Si è sentito in pericolo?
«Il
20 gennaio con il sindaco di Cizre e gli assessori siamo andati a
recuperare i feriti e i cadaveri da giorni sulle strade. Al ritorno,
nonostante la bandiera bianca, hanno sparato su di noi. Un assessore e
altre 2 persone sono rimaste uccise, 12 feriti. C’è un video che
documenta questo episodio, e proprio per queste immagini sono stato
accusato di aver fatto entrare armi a Cizre, nascondendole in una bara».
Che cosa l’ha sconvolta di più ?
«Ho
assistito a Cizre a un brutale massacro. In 79 giorni di assedio sono
morte 259 persone: 177 di loro sono state bruciate vive dalle forze
governative mentre erano nascoste nei rifugi sotterranei. Tra di loro
universitari, giornalisti, politici, attivisti. Ogni giorno mi
chiamavano, mandavano sms per chiedere aiuto».
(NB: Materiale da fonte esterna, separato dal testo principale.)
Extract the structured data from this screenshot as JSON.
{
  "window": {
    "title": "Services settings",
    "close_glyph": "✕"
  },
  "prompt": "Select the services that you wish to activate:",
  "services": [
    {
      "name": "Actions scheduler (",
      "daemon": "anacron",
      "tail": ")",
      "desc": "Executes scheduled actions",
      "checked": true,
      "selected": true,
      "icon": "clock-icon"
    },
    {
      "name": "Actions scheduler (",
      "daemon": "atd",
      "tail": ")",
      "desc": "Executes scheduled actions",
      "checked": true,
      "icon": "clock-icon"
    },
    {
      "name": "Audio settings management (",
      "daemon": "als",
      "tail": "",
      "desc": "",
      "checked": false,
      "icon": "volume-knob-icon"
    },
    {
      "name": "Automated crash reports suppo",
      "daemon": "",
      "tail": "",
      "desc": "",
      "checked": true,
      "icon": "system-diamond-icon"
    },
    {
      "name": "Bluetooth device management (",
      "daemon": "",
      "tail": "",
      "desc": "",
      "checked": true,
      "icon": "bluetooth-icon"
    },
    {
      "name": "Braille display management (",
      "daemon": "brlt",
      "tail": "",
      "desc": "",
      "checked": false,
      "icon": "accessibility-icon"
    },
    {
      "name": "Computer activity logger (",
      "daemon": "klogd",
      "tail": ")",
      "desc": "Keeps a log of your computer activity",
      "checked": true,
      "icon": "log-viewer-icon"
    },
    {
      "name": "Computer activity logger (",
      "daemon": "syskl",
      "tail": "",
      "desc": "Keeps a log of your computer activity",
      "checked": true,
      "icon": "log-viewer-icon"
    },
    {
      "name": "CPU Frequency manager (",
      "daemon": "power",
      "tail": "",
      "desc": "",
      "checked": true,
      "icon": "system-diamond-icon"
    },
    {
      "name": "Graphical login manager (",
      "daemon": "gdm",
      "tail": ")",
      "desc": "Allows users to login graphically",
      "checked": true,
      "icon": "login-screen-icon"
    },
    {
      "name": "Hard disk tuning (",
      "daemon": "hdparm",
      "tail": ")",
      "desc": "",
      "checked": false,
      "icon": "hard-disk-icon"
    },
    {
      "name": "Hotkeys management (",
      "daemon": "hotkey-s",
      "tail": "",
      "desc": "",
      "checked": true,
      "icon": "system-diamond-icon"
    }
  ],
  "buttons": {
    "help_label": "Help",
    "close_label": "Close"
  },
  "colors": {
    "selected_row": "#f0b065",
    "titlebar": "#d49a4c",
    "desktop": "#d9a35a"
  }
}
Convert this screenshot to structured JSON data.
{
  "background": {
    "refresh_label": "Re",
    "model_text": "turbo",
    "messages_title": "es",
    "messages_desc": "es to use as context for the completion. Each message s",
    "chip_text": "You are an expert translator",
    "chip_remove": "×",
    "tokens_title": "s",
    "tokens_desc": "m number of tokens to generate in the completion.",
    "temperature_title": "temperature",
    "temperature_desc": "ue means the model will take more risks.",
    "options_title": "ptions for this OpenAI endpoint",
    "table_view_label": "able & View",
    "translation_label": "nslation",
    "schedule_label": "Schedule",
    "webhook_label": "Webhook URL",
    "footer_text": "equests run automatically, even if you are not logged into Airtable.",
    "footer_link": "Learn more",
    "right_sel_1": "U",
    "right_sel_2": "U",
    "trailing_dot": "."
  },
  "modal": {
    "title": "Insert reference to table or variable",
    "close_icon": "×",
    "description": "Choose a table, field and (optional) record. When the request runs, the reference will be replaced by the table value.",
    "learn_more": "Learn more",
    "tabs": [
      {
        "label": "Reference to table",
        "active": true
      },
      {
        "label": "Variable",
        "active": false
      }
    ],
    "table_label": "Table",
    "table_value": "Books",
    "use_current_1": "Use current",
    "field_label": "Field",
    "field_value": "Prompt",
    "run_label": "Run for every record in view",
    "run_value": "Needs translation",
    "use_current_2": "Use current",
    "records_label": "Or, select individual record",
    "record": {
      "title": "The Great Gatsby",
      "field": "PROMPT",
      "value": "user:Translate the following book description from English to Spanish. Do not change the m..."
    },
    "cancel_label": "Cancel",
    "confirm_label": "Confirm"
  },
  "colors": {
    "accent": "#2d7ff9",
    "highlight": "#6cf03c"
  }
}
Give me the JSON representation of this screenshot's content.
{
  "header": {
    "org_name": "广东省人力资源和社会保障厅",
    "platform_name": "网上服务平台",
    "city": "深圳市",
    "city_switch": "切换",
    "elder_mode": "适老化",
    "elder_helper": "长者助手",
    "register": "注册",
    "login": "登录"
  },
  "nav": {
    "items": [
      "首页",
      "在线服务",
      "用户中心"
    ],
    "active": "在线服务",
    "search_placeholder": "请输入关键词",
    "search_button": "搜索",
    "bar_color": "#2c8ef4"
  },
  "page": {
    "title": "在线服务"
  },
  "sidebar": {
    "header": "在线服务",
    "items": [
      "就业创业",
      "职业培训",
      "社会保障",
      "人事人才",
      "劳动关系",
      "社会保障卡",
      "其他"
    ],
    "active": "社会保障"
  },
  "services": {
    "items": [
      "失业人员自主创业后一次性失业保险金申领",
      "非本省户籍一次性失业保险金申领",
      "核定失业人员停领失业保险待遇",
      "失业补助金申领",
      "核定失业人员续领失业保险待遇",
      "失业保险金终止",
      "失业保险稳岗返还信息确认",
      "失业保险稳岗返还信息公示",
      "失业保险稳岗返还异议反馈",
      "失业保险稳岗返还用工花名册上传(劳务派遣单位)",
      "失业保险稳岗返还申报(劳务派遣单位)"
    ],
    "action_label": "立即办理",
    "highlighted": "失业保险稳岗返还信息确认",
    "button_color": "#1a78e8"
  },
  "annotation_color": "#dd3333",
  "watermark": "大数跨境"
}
Un aiuto che lei non poteva dare...
«Durante
l’assedio ho perso molti miei amici. Molti di loro sono stati uccisi
poco dopo aver parlato con me. Il 7 febbraio, Asya Yuksek, presidente
dell’assemblea popolare di Sirnak, mi ha avvertito con un sms: “Le
condizione dei feriti è molto grave: si contorcono dal dolore, non
riesco a rimuovere i vestiti, mani e volti bruciati”. Asya con altre 50
persone aveva trovato rifugio in un edificio poi raso al suolo. Tra le
macerie sono stati rinvenuti decine di corpi bruciati, a brandelli.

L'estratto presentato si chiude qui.